The Regex code is a match for 2016 05 02.
Timestamp=20160502
(?P<year>\d{4})(?P<month>\d{2})(?P<day>\d{2})
{n} indicates the number of text or numerical digits to find.
() Indicate independent groups of patters.
?P allows you to name groups so they are identified as year, month, day
The Regex code is a match for 2016 05 02.
2016 = year, 05 = month, 02 = day.
Widget Unit cost: 12,000.56 dollars
Taxes: 234.00 dollars
Total: 12,234.56 dollars
(?P<value>\d+(,\d{3})*(\.\d{2})?)\s+dollar(s)?
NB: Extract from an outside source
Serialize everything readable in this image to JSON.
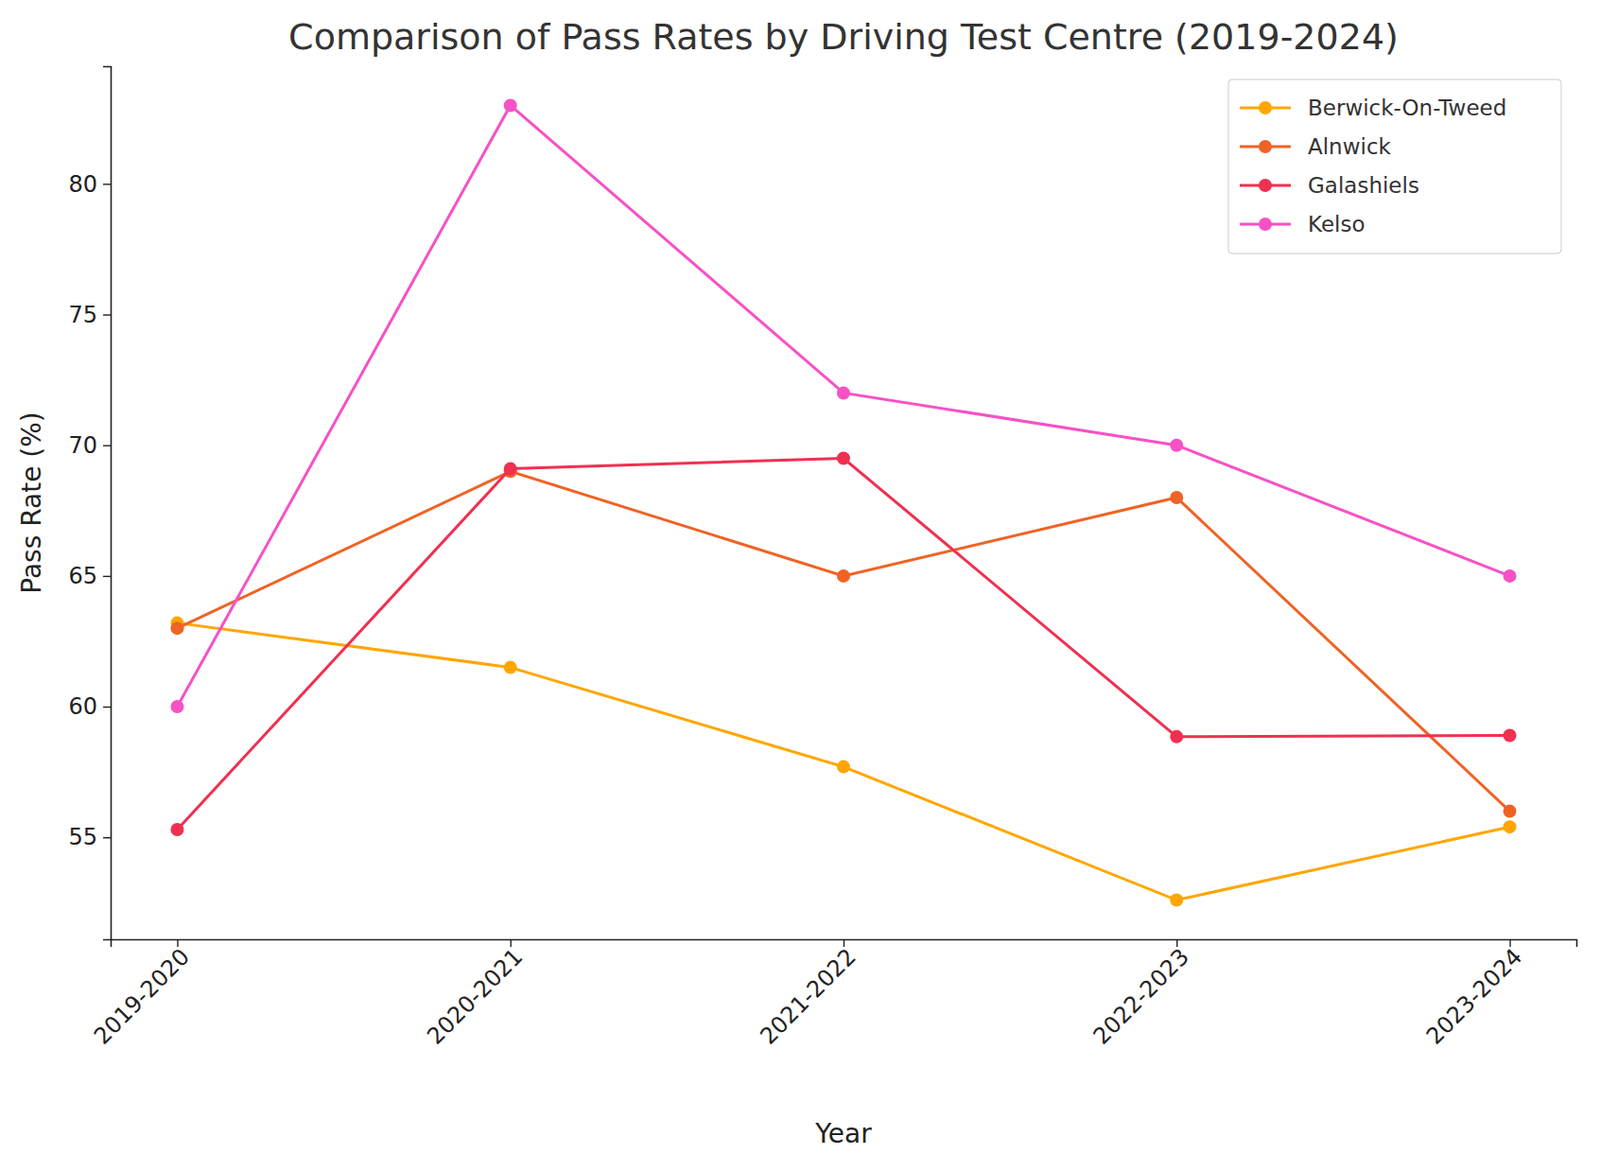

value for 1st line is 12,000.56
value for 2nd line is 234.00
value for 3rd line is 12,234.56
Here is the list...1.soccer 2. tennis 3.basketball 4. cricket
\d+\.\s*
s* equals white space
The split would provide the following:
Here is the list...
soccer
tennis
basketball
cricket
this is a test
(?i)A
The (?i) will allow the Regex to find all As regardless of case
this is the biggest test
b|i|g
[big]
Both these codes will find all Bs, Is, and Gs, independently.
this ^ is a big test
[^aeiou ]
Carrot symbol needs to be at beginning to be a negator.
this is a definitive test
[a-d]
x-ray 3 won't for this test
[a-dx-z0-3]
x-ray 3 won't for this test
[^a-dx-z0-3]
Use ^ as negator
this. is. a. test
\.
[.]
this is a test
\t
catalog of log
\blog\b
matches only the word log
apple grows on apple trees
^apple
apple 1 grows on apple trees
apple 2 grows on apple trees
(?m)^apple
Need to turn on multi-line mode comparison
apple grows on apple
apple$
apple grows on apple
apple grows on apple
(?m)apple$
apple grows on aPple
apple grows on appLE
(?mi)apple$
ABCD 123456789
[0-9]
OR
\d
shortcut for decimal digit (matches UNICODE digits in all languages)
ABCD 123456789
\D
ABCD 123456789
\w
ABCD 123456789
\W
One tab _ )
Two Three
\s
a
a2
a345
678
[a-z][0-9]
Finds a2 and a3
a
a2
a345
678
[a-z][0-9]*
Finds a, a2 and a345
a
a2
a345
678
[a-z][0-9]+
Finds a2 and a345
a
a2
a345
678
[a-z][0-9]?
Finds a, a2 and a345
a
a2
a345
678
ab1
ab234
[a-z]{2}[0-9]?
Finds ab1, ab234
a
a2
a345
678
ab1
ab234
abc56
abcd678
abcde789
[a-z]{2,4}[0-9]?
Finds ab234, abc56, abcd678, bcde789
123
abcd
1234
\b(\d{3}|[a-z]{4})\b
matches any 3 digit text or 4 character text only.